In the original Sweeney Todd, Mrs. Lovett dismembers bodies out of a mad love for the murderous barber. But here, the play offers a different explanation: it is not for the love of a man, but for the love of her mother—and hatred towards men who wield power to control.
Her mother, portrayed with a French accent to distinguish her from the daughter (all characters are played by the same actor in this one-woman show), is beautiful and graceful. However, a local priest seduces and sexually abuses her in the church while Lovett, still a child, plays in the next room. From that shame and rage, a monster is born inside Lovett—one that longs to tear manipulative men to pieces.
Social class forms the second thread of the story. Growing up on the South bank of the river—"where God would never go"—Mrs Lovett feels like a seed scattered into shadow (“some seeds fall in the sun, others into darkness”). God, she says, lives in the North bank, where the church stands. Yet all the money spent in South London—in brothels, casinos, goose houses—secretly flows back to the North. She calls herself a "goose," and speaks of her long-time friend Irene, a hooker and pickpocket who lost an eye after being caught. To portray Irene, the actor simply closes one eye—a minimal yet effective transformation.
Irene has no wish for love, only for bread. In one scene, Eleanor (Mrs. Lovett before marriage) muses that everyone’s body is a coin, and hers has yet to be flipped. Irene laughs and urges her to have sex, reminding her that she’s not getting any younger.

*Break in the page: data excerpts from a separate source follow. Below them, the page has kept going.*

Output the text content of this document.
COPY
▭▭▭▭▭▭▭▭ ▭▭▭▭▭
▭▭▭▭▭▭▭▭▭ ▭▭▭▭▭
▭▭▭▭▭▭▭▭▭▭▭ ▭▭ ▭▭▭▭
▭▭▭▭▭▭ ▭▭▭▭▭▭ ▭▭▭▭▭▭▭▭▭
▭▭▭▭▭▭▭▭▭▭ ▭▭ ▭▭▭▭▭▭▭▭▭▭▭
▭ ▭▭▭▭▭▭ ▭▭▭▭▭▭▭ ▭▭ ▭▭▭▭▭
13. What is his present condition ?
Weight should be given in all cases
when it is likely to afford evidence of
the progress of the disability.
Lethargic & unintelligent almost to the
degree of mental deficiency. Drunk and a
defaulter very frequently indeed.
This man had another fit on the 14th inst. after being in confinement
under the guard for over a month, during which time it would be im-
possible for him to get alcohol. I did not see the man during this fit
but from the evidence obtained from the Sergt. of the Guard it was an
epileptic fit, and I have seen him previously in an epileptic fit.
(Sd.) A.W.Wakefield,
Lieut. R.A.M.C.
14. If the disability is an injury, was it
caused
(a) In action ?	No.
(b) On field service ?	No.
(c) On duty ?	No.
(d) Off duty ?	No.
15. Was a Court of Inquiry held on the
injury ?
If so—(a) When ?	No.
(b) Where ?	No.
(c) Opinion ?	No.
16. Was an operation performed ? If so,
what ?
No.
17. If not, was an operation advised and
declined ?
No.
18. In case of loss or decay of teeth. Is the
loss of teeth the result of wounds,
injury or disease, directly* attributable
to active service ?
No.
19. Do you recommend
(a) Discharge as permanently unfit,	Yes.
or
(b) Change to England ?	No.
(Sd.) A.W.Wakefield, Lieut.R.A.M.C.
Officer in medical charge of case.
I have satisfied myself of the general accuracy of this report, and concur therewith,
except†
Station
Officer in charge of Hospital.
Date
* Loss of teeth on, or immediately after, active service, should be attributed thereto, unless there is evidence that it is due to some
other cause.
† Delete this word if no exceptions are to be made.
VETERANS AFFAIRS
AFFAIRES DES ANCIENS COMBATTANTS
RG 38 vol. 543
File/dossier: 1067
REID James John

Then comes the third keyword: the body. The body in the world where Eleanor lives, is associated with the idea of dissection, to being sold in parts. The connection forms long before she meets Irene who trades her body for food. As a child, Eleanor is taken by her father to see a dying whale that’s about to be "fabricated" into pieces. Her father mimics the whale’s cries—long, deep, mournful sounds. From that moment, she begins to mimic animals, especially the hoarse howling of street dogs, which she identifies with most.
Then enters Sweeney Todd—unexpectedly, as if he should never have crossed Eleanor’s path. But he does, appointed as a charity hairdresser to help the girls in the brothel rid themselves of lice. His touch on her hair is the first moment she experiences intimacy, a release of desire that was never before connected to anything positive. Before him, desire was insult or survival—Erwin, or her mother’s shame. But with Todd, she finds a companion in vengeance. He gives her permission to feel her rage and transform it into action.
Then comes “Mr. Lovett,” the man who eventually leaves her widowed. He could move between social classes with ease and once told her: “Church isn’t in the North, it’s where you pray.” This line brings revelation. The butcher’s table in the dim kitchen suddenly becomes something else—a dark altar. Eleanor prays before she breaks down each carcass. Once the heart stops beating, it’s no longer a life, but meat. Steam constantly rises from the corner—sometimes it’s the fog of 19th-century London, sometimes the heat from her pie shop. Every object, every gesture, plays more than one role in this sparsely designed stage.
The actor is remarkable. She carries us through her narrative with ease, seamlessly shifting between characters and delivering lines that would sound too literary in lesser hands. For example, when she says, “Love is a wave that moves you,” she lets the line fall to the floor, then moves—dances—spins around the room, turning poetry into movement that speaks more than words.
In a one-woman show, the theme of merging identities becomes vivid: Eleanor, her mother, the hooker, the man who walks between classes, the vengeful barber, the street dogs waiting for scraps, the little girl crying for the whale, and the whale itself.
“I was hoping it was me who got dissected,” Eleanor finally says it loud.